What is the spectrum of possible outcomes when galaxies merge? How often, and on which time scales, can this lead to accelerated vs. slowing growth?
A key step towards understanding different evolutionary pathways is to quantify how gas fractions and star-formation efficiency evolve during galaxy interactions. In this presentation I’ll describe a meta-analysis we conducted with this aim on several samples of interacting or starbursting SDSS galaxies, exploiting IRAM 30 m CO spectroscopy. We find that molecular gas reservoirs are boosted throughout most stages of galaxy interactions, plausibly due to torque-driven inflows of halo gas and gas compression. The gas fraction and depletion time offsets of mergers and post-starbursts anti-correlate with their distance from the galaxy main sequence d(MS), evidencing the role of star-formation efficiency (SFE) in driving the strongest starburst events. Our multi-sample analysis paints a coherent picture of the starburst-merger connection throughout the low-z merger sequence.

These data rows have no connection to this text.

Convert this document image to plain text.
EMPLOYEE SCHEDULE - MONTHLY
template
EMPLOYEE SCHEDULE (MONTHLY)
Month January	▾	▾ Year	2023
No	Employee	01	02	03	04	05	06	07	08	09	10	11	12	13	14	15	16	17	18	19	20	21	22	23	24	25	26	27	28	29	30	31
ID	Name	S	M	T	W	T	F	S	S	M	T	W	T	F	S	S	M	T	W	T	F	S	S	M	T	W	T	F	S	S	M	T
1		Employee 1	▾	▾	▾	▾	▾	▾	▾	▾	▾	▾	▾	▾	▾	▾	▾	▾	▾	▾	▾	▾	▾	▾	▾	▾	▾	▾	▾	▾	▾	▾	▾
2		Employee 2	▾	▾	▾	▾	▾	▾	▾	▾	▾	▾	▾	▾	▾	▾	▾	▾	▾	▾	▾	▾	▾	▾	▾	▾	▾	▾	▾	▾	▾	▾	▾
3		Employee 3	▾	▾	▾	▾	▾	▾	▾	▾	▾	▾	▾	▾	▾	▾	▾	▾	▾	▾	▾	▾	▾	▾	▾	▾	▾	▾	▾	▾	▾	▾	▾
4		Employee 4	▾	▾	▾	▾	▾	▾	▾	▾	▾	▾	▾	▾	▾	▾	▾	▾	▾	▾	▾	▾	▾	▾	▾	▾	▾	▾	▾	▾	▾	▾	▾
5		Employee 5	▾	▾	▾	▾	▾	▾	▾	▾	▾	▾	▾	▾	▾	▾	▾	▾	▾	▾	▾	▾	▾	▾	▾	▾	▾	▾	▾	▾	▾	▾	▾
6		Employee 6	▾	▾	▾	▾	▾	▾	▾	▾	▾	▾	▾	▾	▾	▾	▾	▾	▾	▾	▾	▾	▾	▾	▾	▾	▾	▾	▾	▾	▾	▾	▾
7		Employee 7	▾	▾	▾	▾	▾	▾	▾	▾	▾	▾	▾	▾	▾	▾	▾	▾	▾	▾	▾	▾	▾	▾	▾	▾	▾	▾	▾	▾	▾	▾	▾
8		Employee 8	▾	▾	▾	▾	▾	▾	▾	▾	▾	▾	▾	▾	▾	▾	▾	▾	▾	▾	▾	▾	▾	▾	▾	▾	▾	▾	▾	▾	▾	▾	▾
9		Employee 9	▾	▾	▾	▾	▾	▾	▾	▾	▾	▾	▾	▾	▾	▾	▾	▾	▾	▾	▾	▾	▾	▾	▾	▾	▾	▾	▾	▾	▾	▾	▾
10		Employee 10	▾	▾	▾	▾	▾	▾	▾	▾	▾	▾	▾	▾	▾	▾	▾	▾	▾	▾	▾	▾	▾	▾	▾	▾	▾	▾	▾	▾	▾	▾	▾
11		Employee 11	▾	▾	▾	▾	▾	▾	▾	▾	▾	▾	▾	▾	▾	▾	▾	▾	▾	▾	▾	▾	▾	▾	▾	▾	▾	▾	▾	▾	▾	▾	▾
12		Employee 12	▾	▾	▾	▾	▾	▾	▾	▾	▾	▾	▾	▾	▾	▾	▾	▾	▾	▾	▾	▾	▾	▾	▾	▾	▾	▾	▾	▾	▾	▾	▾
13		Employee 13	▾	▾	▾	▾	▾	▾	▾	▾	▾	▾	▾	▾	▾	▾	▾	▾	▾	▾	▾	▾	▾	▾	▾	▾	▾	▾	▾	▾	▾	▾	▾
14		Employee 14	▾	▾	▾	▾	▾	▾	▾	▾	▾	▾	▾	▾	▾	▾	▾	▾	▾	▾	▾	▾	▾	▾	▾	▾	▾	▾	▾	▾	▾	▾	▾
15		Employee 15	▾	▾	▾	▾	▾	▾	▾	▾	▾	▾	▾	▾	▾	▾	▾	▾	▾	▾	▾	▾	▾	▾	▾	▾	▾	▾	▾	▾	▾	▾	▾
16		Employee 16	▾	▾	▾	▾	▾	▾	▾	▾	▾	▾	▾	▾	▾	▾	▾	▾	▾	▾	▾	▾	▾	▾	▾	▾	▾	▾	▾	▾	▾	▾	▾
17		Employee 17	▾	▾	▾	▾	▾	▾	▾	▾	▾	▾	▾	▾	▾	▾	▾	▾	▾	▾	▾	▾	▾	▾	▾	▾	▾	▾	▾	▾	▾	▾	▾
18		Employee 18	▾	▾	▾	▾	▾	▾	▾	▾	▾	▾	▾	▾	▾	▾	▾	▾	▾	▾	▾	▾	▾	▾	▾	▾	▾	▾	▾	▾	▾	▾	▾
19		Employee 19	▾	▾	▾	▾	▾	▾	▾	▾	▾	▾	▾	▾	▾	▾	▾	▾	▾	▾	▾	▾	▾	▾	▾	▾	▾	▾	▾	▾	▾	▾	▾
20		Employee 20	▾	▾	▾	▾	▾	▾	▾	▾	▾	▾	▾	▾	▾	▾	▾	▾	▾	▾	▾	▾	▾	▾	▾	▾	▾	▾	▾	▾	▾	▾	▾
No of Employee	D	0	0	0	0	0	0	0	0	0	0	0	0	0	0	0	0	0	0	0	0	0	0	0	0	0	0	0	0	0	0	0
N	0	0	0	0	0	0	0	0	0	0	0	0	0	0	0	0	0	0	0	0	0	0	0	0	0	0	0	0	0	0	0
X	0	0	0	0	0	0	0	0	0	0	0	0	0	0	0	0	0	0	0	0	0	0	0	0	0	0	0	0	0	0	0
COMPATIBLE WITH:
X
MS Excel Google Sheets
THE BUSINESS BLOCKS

It reconciles contradictory literature findings by highlighting that gas fraction enhancements and SFE variations both play their part in merger-driven star formation.
Interaction-driven star formation can be heavily dust-obscured, making radio continuum emission an esp. valuable star-formation rate (SFR) tracer in such circumstances. Time permitting, I will briefly outline a novel approach for calibrating radio-based SFRs – from low to high redshift – based on empirical modelling of radio luminosity function evolution.